On the whole Clark's woe-is-me lyrics are not terribly taxing – “Ooh, come on home, girl” he repeats ad nauseam on, aptly, “Please Come Home”, and pleads “I don’t owe you a thing” repeatedly on… wait for it… “I Don’t Owe You a Thing”, but it barely matters. It’s about all about Clark’s extraordinary connection with the guitar, mesmerising and distorted on the electric, finger picking exquisitely on the acoustic.

There have already been tired, unavoidable comparisons with Hendrix, but the guitarist also recalls Peter Green, Buddy Collins, Prince (who, vocally, he sounds uncannily like on “Please Come Home”), Howlin’ Wolf and Chuck Berry.

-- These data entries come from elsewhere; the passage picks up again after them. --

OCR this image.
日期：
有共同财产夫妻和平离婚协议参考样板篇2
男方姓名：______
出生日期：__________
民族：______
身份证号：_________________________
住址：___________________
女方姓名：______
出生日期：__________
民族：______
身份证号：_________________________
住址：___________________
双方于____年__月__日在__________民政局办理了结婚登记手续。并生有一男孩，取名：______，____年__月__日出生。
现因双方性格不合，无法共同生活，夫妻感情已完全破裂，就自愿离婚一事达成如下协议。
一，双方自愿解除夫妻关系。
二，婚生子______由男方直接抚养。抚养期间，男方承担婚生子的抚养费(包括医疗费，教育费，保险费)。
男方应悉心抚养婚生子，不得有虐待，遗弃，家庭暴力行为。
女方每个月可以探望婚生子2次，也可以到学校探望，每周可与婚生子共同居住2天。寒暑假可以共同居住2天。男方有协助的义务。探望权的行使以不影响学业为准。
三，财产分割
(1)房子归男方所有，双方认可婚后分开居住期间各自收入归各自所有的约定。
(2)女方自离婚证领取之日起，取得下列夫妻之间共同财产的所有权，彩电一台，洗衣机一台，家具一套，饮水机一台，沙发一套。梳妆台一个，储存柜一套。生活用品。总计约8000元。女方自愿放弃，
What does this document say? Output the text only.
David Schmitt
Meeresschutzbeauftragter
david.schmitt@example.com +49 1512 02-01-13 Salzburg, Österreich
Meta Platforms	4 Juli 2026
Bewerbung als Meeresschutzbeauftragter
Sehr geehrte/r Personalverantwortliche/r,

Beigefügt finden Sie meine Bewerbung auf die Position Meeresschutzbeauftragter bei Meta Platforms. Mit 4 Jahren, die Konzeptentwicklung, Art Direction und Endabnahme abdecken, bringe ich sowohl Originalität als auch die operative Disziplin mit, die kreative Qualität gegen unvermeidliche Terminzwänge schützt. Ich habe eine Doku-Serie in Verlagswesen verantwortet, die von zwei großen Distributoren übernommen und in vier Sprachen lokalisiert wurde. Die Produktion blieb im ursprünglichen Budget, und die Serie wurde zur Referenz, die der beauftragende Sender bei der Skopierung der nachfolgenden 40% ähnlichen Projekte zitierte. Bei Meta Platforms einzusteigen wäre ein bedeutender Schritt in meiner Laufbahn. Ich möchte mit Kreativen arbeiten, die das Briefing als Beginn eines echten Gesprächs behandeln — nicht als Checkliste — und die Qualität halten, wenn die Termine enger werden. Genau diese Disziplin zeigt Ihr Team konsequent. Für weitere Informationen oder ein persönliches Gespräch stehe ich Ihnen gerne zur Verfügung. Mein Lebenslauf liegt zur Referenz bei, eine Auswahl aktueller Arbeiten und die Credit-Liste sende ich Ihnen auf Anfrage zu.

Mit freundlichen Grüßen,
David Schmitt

Clark, still relatively unknown in the UK (although he did support Springsteen this summer), has collaborated with Alicia Keys, enraptured American festival audiences throughout the summer and played “Catfish Blues” for the Obamas (Barack visibly tickled, nodding his greying head in approval) at a special White House performance. It certainly helps that the statuesque, dapper musician, sporting a pork-pie hat and a sleek black jacket tonight, looks like a film star, and, unsurprisingly, he’s already played a fresh-faced blues man, Sonny Blake, who saves the day for Danny Glover’s rundown juke joint in John Sayles’s evocative 1950s-set Honeydripper.

Still to release his debut album (it’s out on 22 October) he showcases the long-player, Blak and Blue, tonight, playing sprawling tracks such as "Numb" and "When My Train Pulls In" for as long as he feels like; some are full-on, wig-out hoedowns. In-between numbers, the laconic bluesman keeps banter to a bare minimum. I counted nine words in total, mostly consisting of "London". He keeps his personality closely guarded, only the music matters.

This resolutely authentic musician has been championed as a blues saviour, and he's an ideal performer for a show such as Jools Holland's annual Hootenanny, but frankly it's a battle tonight against the incessant hubbub in this intimate venue. Clark's immense talent deserves a bigger platform.